Anchor and Flower Marking

Discussion in 'Curio & Relics Forum' started by ff_emtdehaan, Mar 7, 2011.

  1. ff_emtdehaan

    ff_emtdehaan New Member

    Joined:
    Mar 5, 2011
    Messages:
    5
    The Japanese aspect on the rifle is very possible as there is a large Japanese sub culture out here in my part of South Jersey. The area was very popular during the war for refugee camps. Caliber I have no clue on. Would it be advisable to take a wire brush to it in different area's to look for markings or to just leave them as is, and what all areas would be good to check.

    Again thank you very much for all your help with these weapons.
  2. whirley

    whirley Member

    Joined:
    Jan 27, 2008
    Messages:
    546
    Tractor Supply Co. has an excellent rust remover in gallon jugs. Don't recall the name. Requires immersion of part, way better than naval jelly.. Excellent on tools, should work on all iron parts.
  3. polishshooter

    polishshooter Active Member

    Joined:
    Mar 25, 2001
    Messages:
    8,081
    Location:
    Indiana
    I was also wondering how you managed to stumble on these while digging around. Does it look like somebody just discarded them? Or was "stashing" or hiding them?

    Maybe "Survivalists-when-Survivalism-wasn't-cool?":p

    I mean I have stumbled on old forgotten rusty "barn" or "attic" rifles before but usually only onesies, I was wondering what would make somebody bury or discard what essentially looks like a "typical" accumulation of "basic" guns just about any non-gun nut or hunter would have acquired over time....I mean what is more basic than a cheap but utilitarian .22, a cheap but utilitarian shotgun, and "Gramp's bring back from the war?"
  4. polishshooter

    polishshooter Active Member

    Joined:
    Mar 25, 2001
    Messages:
    8,081
    Location:
    Indiana
    Maybe Hubby dies, no kids, widow doesn't want guns around the house so she throws them out?

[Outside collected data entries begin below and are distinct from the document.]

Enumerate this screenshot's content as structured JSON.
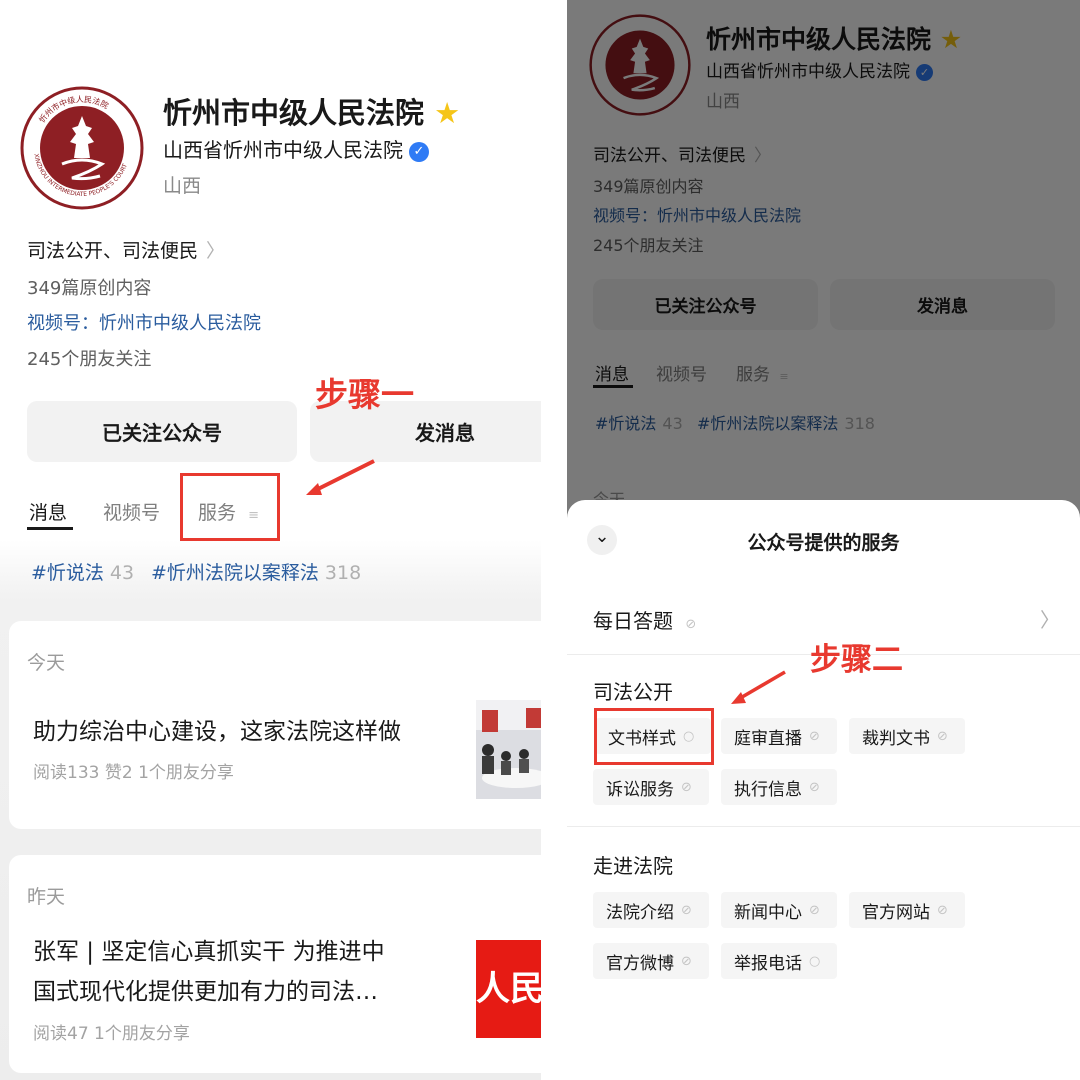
{
  "account": {
    "name": "忻州市中级人民法院",
    "star": "★",
    "subtitle": "山西省忻州市中级人民法院",
    "verified_icon": "✓",
    "region": "山西",
    "intro": "司法公开、司法便民",
    "intro_chevron": "〉",
    "original_count": "349篇原创内容",
    "channels_label": "视频号：",
    "channels_value": "忻州市中级人民法院",
    "friends_follow": "245个朋友关注",
    "seal_text": "XINZHOU INTERMEDIATE PEOPLE'S COURT",
    "seal_text_cn": "忻州市中级人民法院"
  },
  "buttons": {
    "follow": "已关注公众号",
    "message": "发消息"
  },
  "tabs": [
    {
      "label": "消息",
      "active": true
    },
    {
      "label": "视频号",
      "active": false
    },
    {
      "label": "服务",
      "active": false,
      "icon": "≡"
    }
  ],
  "hashtags": [
    {
      "label": "#忻说法",
      "count": "43"
    },
    {
      "label": "#忻州法院以案释法",
      "count": "318"
    }
  ],
  "feed": [
    {
      "day": "今天",
      "title": "助力综治中心建设，这家法院这样做",
      "meta": "阅读133  赞2  1个朋友分享"
    },
    {
      "day": "昨天",
      "title_line1": "张军 | 坚定信心真抓实干  为推进中",
      "title_line2": "国式现代化提供更加有力的司法…",
      "meta": "阅读47  1个朋友分享",
      "thumb_text": "人民司"
    }
  ],
  "annotations": {
    "step1": "步骤一",
    "step2": "步骤二"
  },
  "right_bg": {
    "peek_day": "今天"
  },
  "sheet": {
    "title": "公众号提供的服务",
    "close_icon": "⌄",
    "daily_quiz": "每日答题",
    "row_chevron": "〉",
    "link_icon": "⊘",
    "chat_icon": "○",
    "groups": [
      {
        "title": "司法公开",
        "items": [
          {
            "label": "文书样式",
            "icon": "chat"
          },
          {
            "label": "庭审直播",
            "icon": "link"
          },
          {
            "label": "裁判文书",
            "icon": "link"
          },
          {
            "label": "诉讼服务",
            "icon": "link"
          },
          {
            "label": "执行信息",
            "icon": "link"
          }
        ]
      },
      {
        "title": "走进法院",
        "items": [
          {
            "label": "法院介绍",
            "icon": "link"
          },
          {
            "label": "新闻中心",
            "icon": "link"
          },
          {
            "label": "官方网站",
            "icon": "link"
          },
          {
            "label": "官方微博",
            "icon": "link"
          },
          {
            "label": "举报电话",
            "icon": "chat"
          }
        ]
      }
    ]
  },
  "colors": {
    "accent_red": "#e8392f",
    "link_blue": "#2a5c9e",
    "verified_blue": "#2f7bf5",
    "star_gold": "#f5c518",
    "seal_red": "#8e1f24"
  }
}
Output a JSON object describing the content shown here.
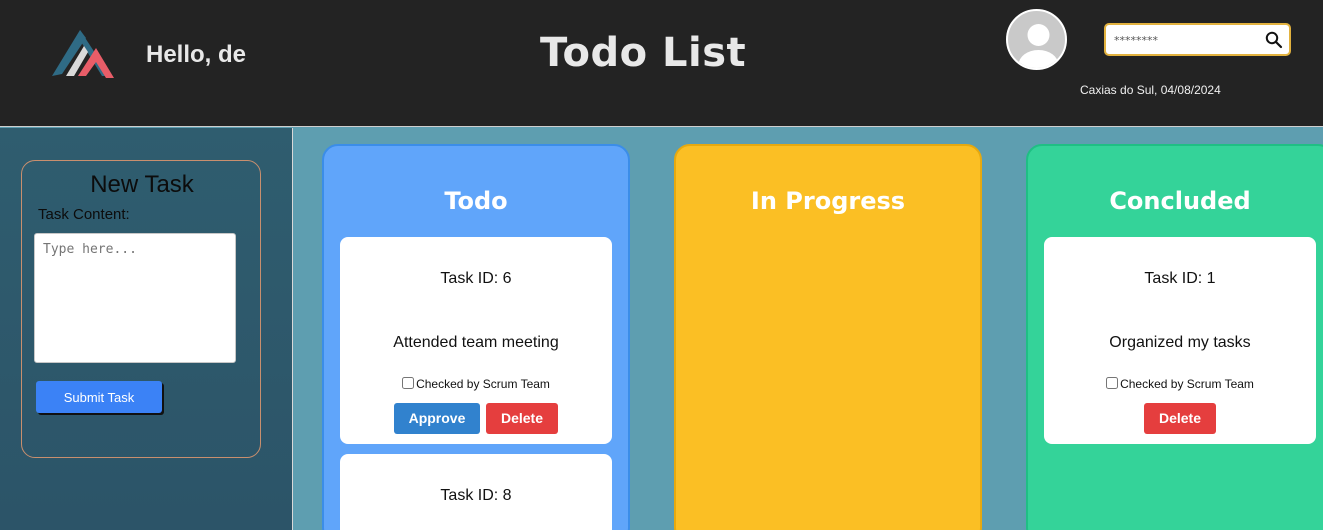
{
  "header": {
    "greeting": "Hello, de",
    "title": "Todo List",
    "search_placeholder": "********",
    "location_date": "Caxias do Sul, 04/08/2024"
  },
  "sidebar": {
    "new_task_title": "New Task",
    "content_label": "Task Content:",
    "textarea_placeholder": "Type here...",
    "submit_label": "Submit Task"
  },
  "columns": {
    "todo": {
      "title": "Todo",
      "cards": [
        {
          "id_label": "Task ID: 6",
          "content": "Attended team meeting",
          "check_label": "Checked by Scrum Team",
          "approve_label": "Approve",
          "delete_label": "Delete"
        },
        {
          "id_label": "Task ID: 8"
        }
      ]
    },
    "progress": {
      "title": "In Progress"
    },
    "done": {
      "title": "Concluded",
      "cards": [
        {
          "id_label": "Task ID: 1",
          "content": "Organized my tasks",
          "check_label": "Checked by Scrum Team",
          "delete_label": "Delete"
        }
      ]
    }
  },
  "colors": {
    "todo": "#60a5fa",
    "progress": "#fbbf24",
    "done": "#34d399",
    "approve": "#3182ce",
    "delete": "#e53e3e"
  },
  "icons": [
    "logo-icon",
    "avatar-icon",
    "search-icon"
  ]
}
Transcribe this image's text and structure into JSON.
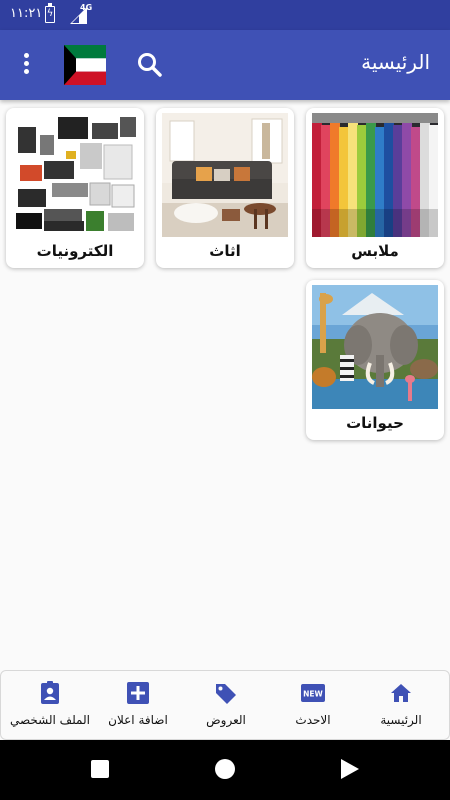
{
  "status_bar": {
    "time": "١١:٢١",
    "network": "4G",
    "battery_icon": "battery-charging-icon",
    "signal_icon": "signal-icon"
  },
  "app_bar": {
    "title": "الرئيسية",
    "menu_icon": "more-vert-icon",
    "flag_icon": "kuwait-flag-icon",
    "search_icon": "search-icon",
    "background_color": "#3f51b5",
    "status_color": "#303f9f"
  },
  "categories": [
    {
      "label": "ملابس",
      "image": "clothes-rack-image"
    },
    {
      "label": "اثاث",
      "image": "living-room-furniture-image"
    },
    {
      "label": "الكترونيات",
      "image": "electronics-collection-image"
    },
    {
      "label": "حيوانات",
      "image": "wild-animals-image"
    }
  ],
  "bottom_nav": {
    "accent_color": "#3f51b5",
    "items": [
      {
        "label": "الرئيسية",
        "icon": "home-icon"
      },
      {
        "label": "الاحدث",
        "icon": "new-badge-icon",
        "badge_text": "NEW"
      },
      {
        "label": "العروض",
        "icon": "tag-icon"
      },
      {
        "label": "اضافة اعلان",
        "icon": "add-box-icon"
      },
      {
        "label": "الملف الشخصي",
        "icon": "profile-badge-icon"
      }
    ]
  },
  "system_nav": {
    "recents_icon": "recents-square-icon",
    "home_icon": "home-circle-icon",
    "back_icon": "back-triangle-icon"
  }
}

    Maybe they were stolen from somewhere in the neighborhood way back when and when the heat was on the perp ditched them?

    I mean the possibilities are endless, and I am intrigued....:p

    I wouldn't be surprised if you kept digging around if you might not find the bolt from the Arisaka, and maybe even Uncle Joe's old nickle plated Iver Johnson .32 revolver back there!:p:D
  5. Jim K

    Jim K New Member

    Joined:
    Dec 6, 2009
    Messages:
    6,397
    How did we go from three rusty guns, one not even real, to some kind of Japanese sub-culture stashing secret arms caches in South Jersey? Maybe a plot to assist the Imperial Japanese Army when they stormed ashore on the Atlantic City boardwalk? Come now, guys, speculation is fun, but ....

    Jim
  6. Helix_FR

    Helix_FR Active Member

    Joined:
    Apr 14, 2009
    Messages:
    3,740
    Location:
    Imperial, MO
    IIRC the rear tang was part of it but I'm going to take another look. Its been a while since its been out of its place. I am positive however it is a 38. I also have a 99 and it is completely different. Well not completely but obvious differences. Definably not metford rifling. Very obvious lands and grooves but straight, no helical at all. The metal is poor on the receiver, like a last resort, even part of it broke off and went MIA. No AA sights and the front sight is gone thanks to someone that wanted to sporterize it ie my dad when he was 20. Good thing he didn't ever use it.
  7. Jim K

    Jim K New Member

    Joined:
    Dec 6, 2009
    Messages:
    6,397
    As always, pictures will help. Type 38's were all made under what amounted to peacetime conditions and none have the rough work and finish of the late Type 99 rifles. They all have the normal serial numbers and arsenal markings, plus the normal receiver ring marks, the three horizontal lines for "3", the ") (" symbol for "8" and the "type" or "model" symbol, and the chrysanthemum if not ground. The top tang behind the receiver is always a separate part from the receiver itself.

    Training rifles vary. I have three training rifles, all different. One is a close copy of the Type 38, with a nice one-piece stock and good finish. But the bolt has no locking lugs at all, using the bolt root for its only lock. The other two have small locking lugs; one is a copy of the Type 38, the other is configured to look like a Type 99.

    On all training rifles I have seen, the rear top tang is part of the receiver; on some training rifles the barrel boss (the thick part around the chamber) is also cast as part of the receiver, with a steel tube screwed into it to simulate a barrel.